Ok, so then I'm like, 'Yeah - he came back 'cause he's ready and if there're gonna be some sentinels in the mix, Morph's gonna take care of himself 'cause he got fixed in rehab . . . yeah. . . .'

Yeah but no because then the sentinels come to nab Professor X and Morph's standing RIGHT the fuck next to him - WITH a laser blaster gun thing nonetheless - and he COMPLETELY
freezes and THEN starts crying like a lil' bitch when the sentinels fly off with Xavier.

And I'm like, 'Oh no! He's not fixed! He's a fucking liability! What a gyp!'

Alright, but THEN (and trust me, I'm getting to the point) in the final showdown with Master Mold (the King Koopa of sentinels - the UBER sentinel) Morph TOTALLY comes out of NOWHERE and pulls off all these super-phatty
textbook X-Men 'kill all bad guys while saving all good guys' moves and I'm all like 'OOOOooooh shit! NICE Morph! You totally redeemed yourself!' Right?

And everyone else is like that too - all psysed and getting ready to go into town and do some shots to celebrate or whatever (I really don't think X-Men drink, but you know what I'm sayin) and they look up . . . and Morph's walking away!

And we're ALL like, 'WHA - !?'

And he's like 'I know I was all mega-fly this time and rocked that shit for real, but word, the next time I don't know if I'm gonna do that or start crying like a lil' bitch again, so I gotta roll. I'll be back when I'm ready for real.'

And then he gets in the chopper and bounces!

And for real, at first I was like 'Man! What the fuck!?! He just PROVED that he can pull it together when it counts, what the hell? He doesn't have to leave! That doesn't make any fucking sense!!!'

. . .

But then I met you. And now I get it.

You know what you gotta do and you're doing it.

Right on.


handle with care

hanging my head to think about those poor wildflowers . . . .

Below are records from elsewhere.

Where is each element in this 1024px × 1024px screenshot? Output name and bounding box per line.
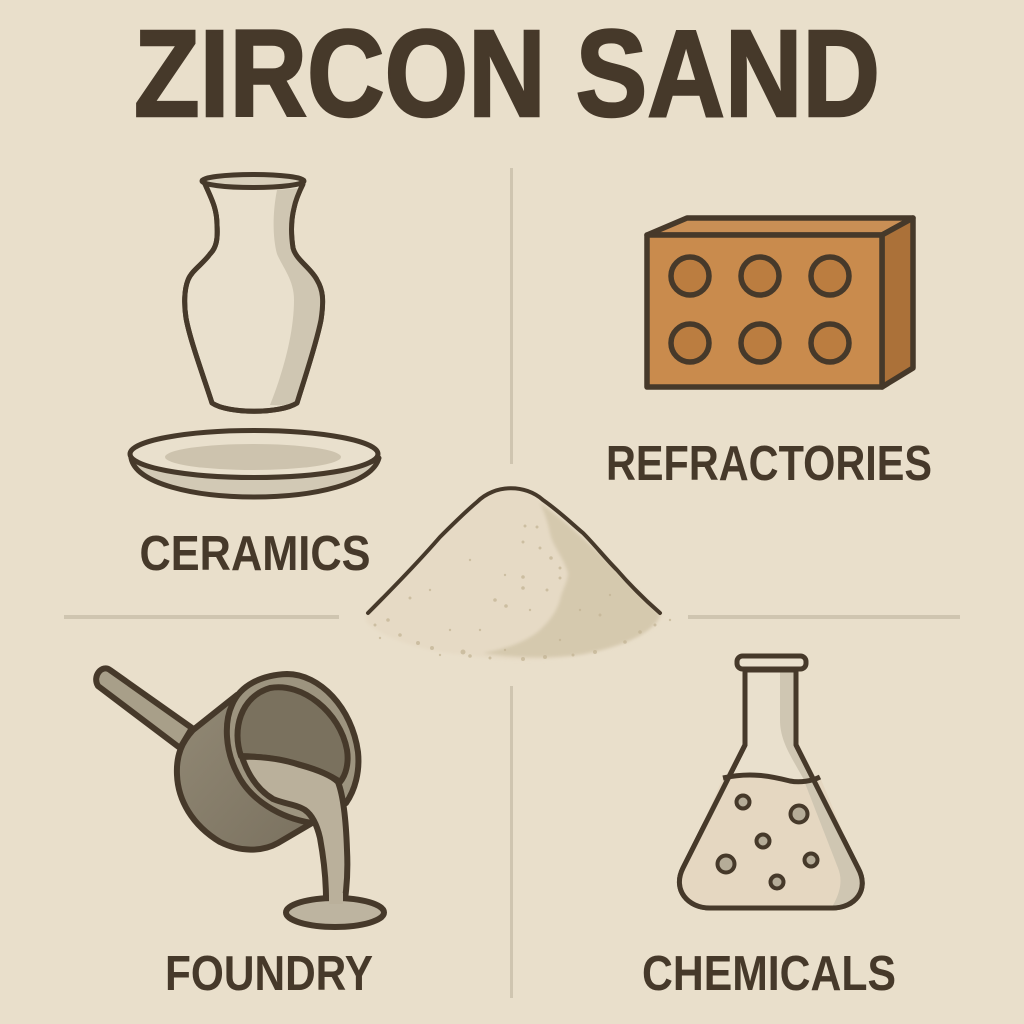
plate underside — [131, 458, 379, 497]
ladle body — [177, 695, 312, 850]
bubbles — [718, 796, 818, 888]
label: ceramics: CERAMICS — [140, 527, 370, 581]
molten puddle — [286, 898, 384, 927]
icon: foundry ladle pouring — [96, 668, 384, 927]
plate well — [165, 444, 341, 470]
liquid surface — [723, 775, 820, 782]
label: chemicals: CHEMICALS — [642, 947, 896, 1001]
title: ZIRCON SAND — [134, 6, 880, 143]
sand speckles — [374, 524, 671, 661]
ladle interior — [238, 687, 348, 782]
pile shaded side — [483, 503, 660, 657]
vase rim — [202, 174, 304, 188]
label: foundry: FOUNDRY — [165, 947, 373, 1001]
pile light side — [366, 488, 662, 660]
flask lip — [737, 656, 806, 669]
flask shading — [780, 670, 861, 907]
molten stream — [242, 757, 347, 899]
ladle rim — [227, 674, 358, 823]
label: refractories: REFRACTORIES — [606, 437, 932, 491]
icon: sand pile — [366, 488, 671, 661]
icon: chemical flask — [679, 656, 862, 908]
vase body — [185, 184, 323, 411]
liquid — [679, 775, 862, 908]
stream junction — [329, 893, 343, 904]
ladle handle — [96, 668, 192, 748]
plate top — [130, 430, 378, 478]
icon: ceramic vase and plate — [130, 174, 379, 497]
vase shading — [270, 188, 322, 405]
flask glass — [679, 670, 862, 908]
icon: refractory brick — [647, 218, 913, 387]
flask outline — [679, 670, 862, 908]
pile outline — [368, 488, 660, 613]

they're not so hearty as to be watered on whimsy, perhaps left in appropriate-intensity sunlight and thrive nonetheless.

they're not 'safe.'

'they're so beautiful and exotic,' you say. 'i'd love to keep one in my home, but i just know i'll kill it.'

i'm disappointed in your pussy-like attitude. grow some balls already.

oh. but wait a second. i'm scared to kill them too. that's why i'm surrounded by succulents and spider plants . . . palms . . . ivy . . . .

they're 'safe.'

. . .

hmm, sadness . . . .

theatrical pause


wait! i just remembered! i DO have wildflowers! i do! they were a gift!

and i tried!!!

. . . and they succeeded!

oh sweet relief . . . !

hold off on the hypocrisy.

Monday, January 19, 2009

Capitol-ism

For the first time in my life, I'm actually proud to be an 'American.' I'll give you one guess as to why.

You got it, I'm sure.

But if you didn't, here you go: Obama.

This man, whose name alone defies so many ill-begotten conventions of this nation, has inspired a slew of people worldwide. He has single-handedly (in a sense anyway) brought together the old, young, black, white, gay, straight, fat, skinny, tall, short . . . and made us all give a damn, all at once.

I mean, come on. That's pretty impressive.

. . .

When I think back to the night that he was elected, I lose my mind all over again (and it feels phenomenal!).

The rejoicing . . . ! The elation! The collective ecstasy of a people who had finally allowed ourselves to be vulnerable again; to possess a dream that just barely kept an inconceivably cruel nightmare at bay.

We did it (Yes We Did!!!)!

And if you weren't here to cry and scream and dance and laugh and scream and cry that day, no worries! You still have a chance to phatten up your nostalgia bank on Tuesday the 20th.

Who cares where you're coming from, just come. Who cares that you'll have to miss work, just come. Who cares that you don't have a place to stay. . . .

You can stay with me. For free.

Tuesday, January 13, 2009

moment no. 6089

lessons learned from the constant confrontation:
life/death
birth/decay
fruit-ful/less

and an imagination that refuses to conform to previous realities and their constraints.

kudos to you!

without an etched-out path, one must be created - so long as plenty of breadcrumbs are at hand.

and by the way, i never believed any of the bullshit you wanted me to say. . . .
yes to, that is.

Sunday, January 4, 2009

begin-again

. . . born bathed in glory, drenched in dreams.

Tides and seasons and cycles of the moon all serve to soil the soul if care isn't taken to remember: the only thing that means anything.